Spring Boot includes dependency management tools to help solve this problem. If you're using any Spring Boot dependencies, the versions of all your Spring and Spring Boot dependencies should ideally be managed by Spring Boot.
A simple way to do this is to apply the Spring Boot BOM (Bill of Materials) in your Maven dependency management.
<dependencyManagement>
<dependencies>
<dependency>
<groupId>org.springframework.boot</groupId>
<artifactId>spring-boot-dependencies</artifactId>
<version>3.0.0</version>
<type>pom</type>
<scope>import</scope>
</dependency>
</dependencies>
</dependencyManagement>
Replace the version
here with the version of Spring Boot that you want to use. You can then omit the version number from any other Spring or Spring Boot dependencies.

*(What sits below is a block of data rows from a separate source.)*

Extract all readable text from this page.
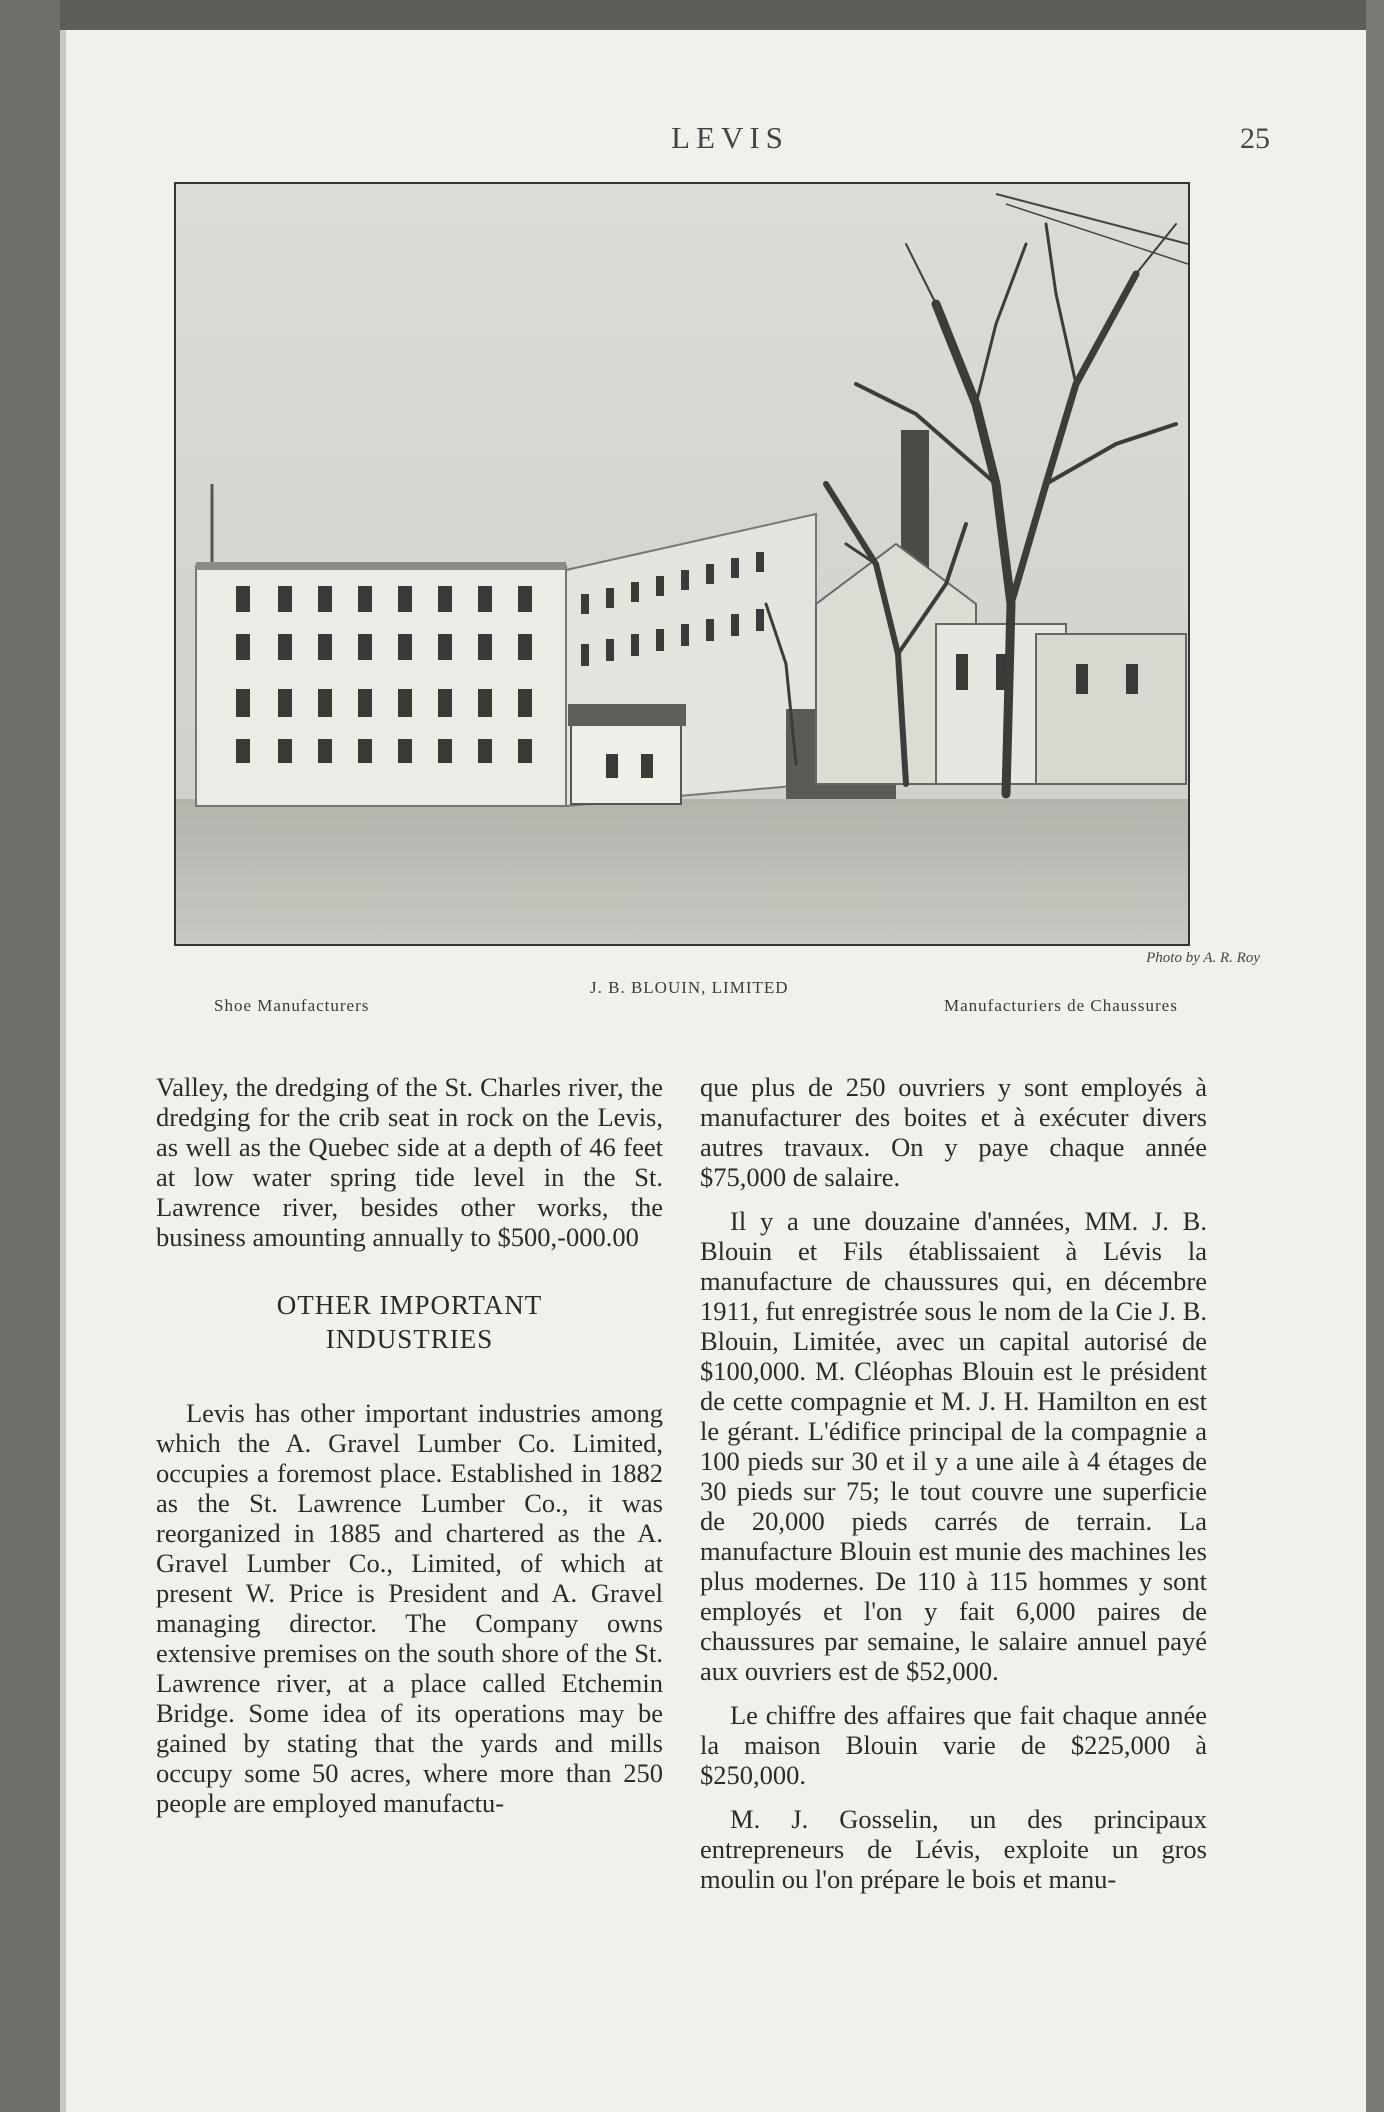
LEVIS	25
Photo by A. R. Roy
Shoe Manufacturers
J. B. BLOUIN, LIMITED
Manufacturiers de Chaussures

Valley, the dredging of the St. Charles river, the dredging for the crib seat in rock on the Levis, as well as the Quebec side at a depth of 46 feet at low water spring tide level in the St. Lawrence river, besides other works, the business amounting annually to $500,-000.00

OTHER IMPORTANT
INDUSTRIES

Levis has other important industries among which the A. Gravel Lumber Co. Limited, occupies a foremost place. Established in 1882 as the St. Lawrence Lumber Co., it was reorganized in 1885 and chartered as the A. Gravel Lumber Co., Limited, of which at present W. Price is President and A. Gravel managing director. The Company owns extensive premises on the south shore of the St. Lawrence river, at a place called Etchemin Bridge. Some idea of its operations may be gained by stating that the yards and mills occupy some 50 acres, where more than 250 people are employed manufactu-

que plus de 250 ouvriers y sont employés à manufacturer des boites et à exécuter divers autres travaux. On y paye chaque année $75,000 de salaire.

Il y a une douzaine d'années, MM. J. B. Blouin et Fils établissaient à Lévis la manufacture de chaussures qui, en décembre 1911, fut enregistrée sous le nom de la Cie J. B. Blouin, Limitée, avec un capital autorisé de $100,000. M. Cléophas Blouin est le président de cette compagnie et M. J. H. Hamilton en est le gérant. L'édifice principal de la compagnie a 100 pieds sur 30 et il y a une aile à 4 étages de 30 pieds sur 75; le tout couvre une superficie de 20,000 pieds carrés de terrain. La manufacture Blouin est munie des machines les plus modernes. De 110 à 115 hommes y sont employés et l'on y fait 6,000 paires de chaussures par semaine, le salaire annuel payé aux ouvriers est de $52,000.

Le chiffre des affaires que fait chaque année la maison Blouin varie de $225,000 à $250,000.

M. J. Gosselin, un des principaux entrepreneurs de Lévis, exploite un gros moulin ou l'on prépare le bois et manu-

The Spring Boot team maintains the bill of materials so that it provides compatible versioning for all the Spring and Spring Boot components as well as other libraries that the Spring framework depends on.
You can find more information in the docs here: https://docs.spring.io/spring-boot/docs/current/reference/html/using.html#using.build-systems.dependency-management
If you would like to refer to Spring's version compatibility table manually, it's published in the Spring Boot docs. For example, you can find the compatible dependency versions for the current version of Spring Boot here: https://docs.spring.io/spring-boot/docs/current/reference/html/dependency-versions.html
A good place to start if you're trying to identify the compatible Spring Boot version for an existing dependency is to compare their release dates. Look for a Spring Boot version that was released around the same time as your dependency. Then you can look at the compatibility table for that Spring Boot version. By using that method, I couldn't find a version of Spring Boot that's compatible with spring-web
3.2.8. That version of spring-web
is over 8 years old and predates the first release of Spring Boot. You should upgrade it, if you can.